On average, about two-thirds of your taxes went to Uncle Sam last year and the rest went to your state, county or other local government, according to the folks down at the Commerce Department’s Bureau of Economic Analysis. (We'll use their numbers for this exercise.)

So where did your money go after you sent it off to Tax Heaven? One way to find out is to look at the government's bills. If the government sat down at the kitchen table to try to see where its paycheck went, here’s — very roughly — where it went in 2007.

To make the math a little easier, let’s assume the government made $52,000 a year — or $1,000 a week — which is about the median household income in the U.S. (The real number was $48,200 in 2006. And keep in mind that $1,000 a week doesn’t include taxes.
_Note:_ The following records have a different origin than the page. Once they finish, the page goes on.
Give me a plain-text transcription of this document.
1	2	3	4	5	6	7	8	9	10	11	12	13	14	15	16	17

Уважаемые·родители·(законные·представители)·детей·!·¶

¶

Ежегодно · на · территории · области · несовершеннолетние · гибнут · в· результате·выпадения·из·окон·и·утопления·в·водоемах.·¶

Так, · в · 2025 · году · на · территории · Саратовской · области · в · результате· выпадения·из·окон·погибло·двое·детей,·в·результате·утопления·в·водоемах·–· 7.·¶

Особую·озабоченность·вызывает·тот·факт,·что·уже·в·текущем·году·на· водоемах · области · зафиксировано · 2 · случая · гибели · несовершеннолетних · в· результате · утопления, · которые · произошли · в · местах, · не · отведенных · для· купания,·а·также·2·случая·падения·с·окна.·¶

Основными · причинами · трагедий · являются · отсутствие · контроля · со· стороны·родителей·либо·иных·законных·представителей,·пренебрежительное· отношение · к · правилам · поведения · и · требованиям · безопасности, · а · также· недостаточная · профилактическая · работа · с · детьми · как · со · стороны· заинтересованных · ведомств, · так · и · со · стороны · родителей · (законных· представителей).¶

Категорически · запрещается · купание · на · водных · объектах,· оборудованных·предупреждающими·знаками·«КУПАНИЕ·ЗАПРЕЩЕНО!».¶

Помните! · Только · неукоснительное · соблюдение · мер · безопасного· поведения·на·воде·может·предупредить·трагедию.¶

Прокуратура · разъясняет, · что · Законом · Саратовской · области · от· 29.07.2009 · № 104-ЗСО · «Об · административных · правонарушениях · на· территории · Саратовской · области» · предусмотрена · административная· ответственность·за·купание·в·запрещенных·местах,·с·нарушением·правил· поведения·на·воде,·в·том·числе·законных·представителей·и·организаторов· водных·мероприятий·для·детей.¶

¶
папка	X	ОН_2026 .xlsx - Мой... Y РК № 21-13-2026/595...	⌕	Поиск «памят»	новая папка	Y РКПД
But you’re the government — you don’t pay taxes.)

The biggest government bill last year was for a category called “income security” ($220 of that $1,000 weekly paycheck) — which includes Social Security ($115), along with other social services like welfare ($46), disability payments ($35) and unemployment  insurance ($7). The next biggest chunk went to pay for health care ($203), which includes Medicaid and Medicare.

Keeping our country — and your neighborhood — safe cost almost $200 a week, including national defense ($132), along with spending on “public order and safety” ($65), which included police ($27), prisons ($18), courts ($12) and fighting fires ($8).

Education took the next biggest slice ($158) — most of which went to pay for elementary and secondary schools ($117). Much of the rest helped pay for college ($28). About $2 a week of our $1,000 a week paycheck went to pay for public libraries.